Q. My husband and I have two children. We claim our son on our taxes; he’s in high school, lives at home and has a part-time job. Our 23-year-old daughter has her own place and we don’t claim her on our taxes. She has a full-time job but it doesn’t provide insurance. We’re going to buy insurance through the exchange for ourselves and our son, but we don’t know whether we should add our daughter to our plan or have her get her own. For premium subsidies, how does the exchange calculate household income for families like ours?
A. Subsidy eligibility is based on modified adjusted gross income. For your family, your MAGI will include income for yourself and your husband, and it could also include income your son earns at his part-time job – but only if he earns enough to have to file a tax return as a dependent (in 2014, the threshold for a dependent to have to file a tax return was at least $6,200 in earned income).
So if your son earns $5,000 over the year, his income would not be included in your household MAGI. But if he earns $8,000, that money would be included in your household MAGI. This would be the case even if you were not going to add him to your health insurance policy – he’s part of your “tax household.” (This is also true for spouses who are not going to be covered on the new policy; their income counts as part of the household MAGI, but they also count as an extra person for the purposes of calculating the household’s income as a percentage of poverty level.)
Your daughter’s income would only be included in your household MAGI if you include her on your new policy. Until she turns 26, it’s your choice to include her on your plan if you wish. If you do cover her, your household income would include anything you and your husband earn, your daughter’s income, plus your son’s if he’s above the tax-filing threshold. And your household would be considered four people, which means you may be eligible for subsidies in 2016 if the total MAGI is under $97,000 and none of you have access to affordable health insurance from an employer (be aware however, that not all enrollees with income under 400 percent of the poverty level actually end up qualifying for subsidies). Keep in mind that while you’re allowed to include your daughter on your plan until she turns 26, this may not be the best course of action if she doesn’t live near you, as the provider network on your family plan may not include providers in her area.

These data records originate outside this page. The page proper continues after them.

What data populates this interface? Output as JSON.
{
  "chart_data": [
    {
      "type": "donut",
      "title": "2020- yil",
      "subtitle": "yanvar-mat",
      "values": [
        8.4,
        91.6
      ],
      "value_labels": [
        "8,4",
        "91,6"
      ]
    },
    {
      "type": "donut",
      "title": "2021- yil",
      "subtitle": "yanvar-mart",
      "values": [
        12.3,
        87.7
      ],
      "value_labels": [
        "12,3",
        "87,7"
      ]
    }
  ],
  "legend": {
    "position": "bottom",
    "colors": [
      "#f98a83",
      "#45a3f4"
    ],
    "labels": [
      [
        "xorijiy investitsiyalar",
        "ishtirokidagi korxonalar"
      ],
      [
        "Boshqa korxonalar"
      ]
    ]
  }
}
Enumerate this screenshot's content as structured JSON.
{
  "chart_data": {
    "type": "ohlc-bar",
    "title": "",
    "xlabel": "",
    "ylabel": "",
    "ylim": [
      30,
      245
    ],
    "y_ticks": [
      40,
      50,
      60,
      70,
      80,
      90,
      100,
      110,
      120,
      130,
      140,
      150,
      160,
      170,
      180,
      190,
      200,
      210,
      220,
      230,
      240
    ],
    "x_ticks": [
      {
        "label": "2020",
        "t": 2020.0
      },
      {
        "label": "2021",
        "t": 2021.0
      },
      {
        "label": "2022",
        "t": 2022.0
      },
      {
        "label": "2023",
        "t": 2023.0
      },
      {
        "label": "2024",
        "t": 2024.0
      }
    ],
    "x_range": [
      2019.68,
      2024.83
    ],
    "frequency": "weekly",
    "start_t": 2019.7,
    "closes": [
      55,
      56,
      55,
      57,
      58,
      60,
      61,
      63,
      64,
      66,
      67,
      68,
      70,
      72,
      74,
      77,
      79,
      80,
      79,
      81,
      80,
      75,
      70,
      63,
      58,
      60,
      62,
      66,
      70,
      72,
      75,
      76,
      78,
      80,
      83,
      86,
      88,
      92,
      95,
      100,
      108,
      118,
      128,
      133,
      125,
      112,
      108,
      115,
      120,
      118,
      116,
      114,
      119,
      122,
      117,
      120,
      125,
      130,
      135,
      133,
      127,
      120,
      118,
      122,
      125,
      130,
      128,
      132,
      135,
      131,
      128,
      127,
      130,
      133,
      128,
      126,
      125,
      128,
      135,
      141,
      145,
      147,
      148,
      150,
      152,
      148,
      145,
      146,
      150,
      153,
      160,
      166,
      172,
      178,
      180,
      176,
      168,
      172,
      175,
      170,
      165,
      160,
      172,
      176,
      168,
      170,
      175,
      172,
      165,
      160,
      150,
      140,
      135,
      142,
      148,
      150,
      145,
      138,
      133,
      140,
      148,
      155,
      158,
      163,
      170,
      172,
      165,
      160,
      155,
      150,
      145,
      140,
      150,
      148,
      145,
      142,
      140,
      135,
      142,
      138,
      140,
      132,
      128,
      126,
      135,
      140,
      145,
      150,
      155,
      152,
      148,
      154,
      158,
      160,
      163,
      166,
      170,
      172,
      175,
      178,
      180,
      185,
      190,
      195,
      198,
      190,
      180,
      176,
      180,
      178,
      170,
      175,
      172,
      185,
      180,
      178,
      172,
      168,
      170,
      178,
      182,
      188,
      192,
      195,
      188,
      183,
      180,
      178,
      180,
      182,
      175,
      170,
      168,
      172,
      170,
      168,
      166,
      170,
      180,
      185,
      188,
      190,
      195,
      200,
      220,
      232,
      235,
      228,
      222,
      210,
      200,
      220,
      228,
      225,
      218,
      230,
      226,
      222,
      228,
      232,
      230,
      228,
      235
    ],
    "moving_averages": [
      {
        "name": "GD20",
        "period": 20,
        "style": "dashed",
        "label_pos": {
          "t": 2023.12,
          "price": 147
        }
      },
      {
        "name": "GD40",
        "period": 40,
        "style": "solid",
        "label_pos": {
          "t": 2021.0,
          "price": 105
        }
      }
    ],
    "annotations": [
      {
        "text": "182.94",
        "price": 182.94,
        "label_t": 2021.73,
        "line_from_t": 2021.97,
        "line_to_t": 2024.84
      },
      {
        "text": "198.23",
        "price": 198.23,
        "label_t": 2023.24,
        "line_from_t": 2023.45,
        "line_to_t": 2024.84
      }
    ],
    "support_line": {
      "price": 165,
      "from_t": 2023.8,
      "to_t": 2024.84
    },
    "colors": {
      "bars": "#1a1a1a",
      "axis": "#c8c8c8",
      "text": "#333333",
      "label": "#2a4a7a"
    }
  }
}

If your daughter gets her own policy, she’d be potentially eligible for subsidies in 2016 as long as her MAGI doesn’t exceed $47,080 (but the caveat about some enrollees not qualifying for subsidies despite having incomes under 400 percent of the poverty level is particularly true in the case of younger enrollees, since their plans are less expensive to begin with). If she gets her own plan, your family policy would be based on a three-person household and subsidies would potentially be available in 2016 if your MAGI (for you, your husband and your son if his income is over the tax-filing threshold) is under $80,360.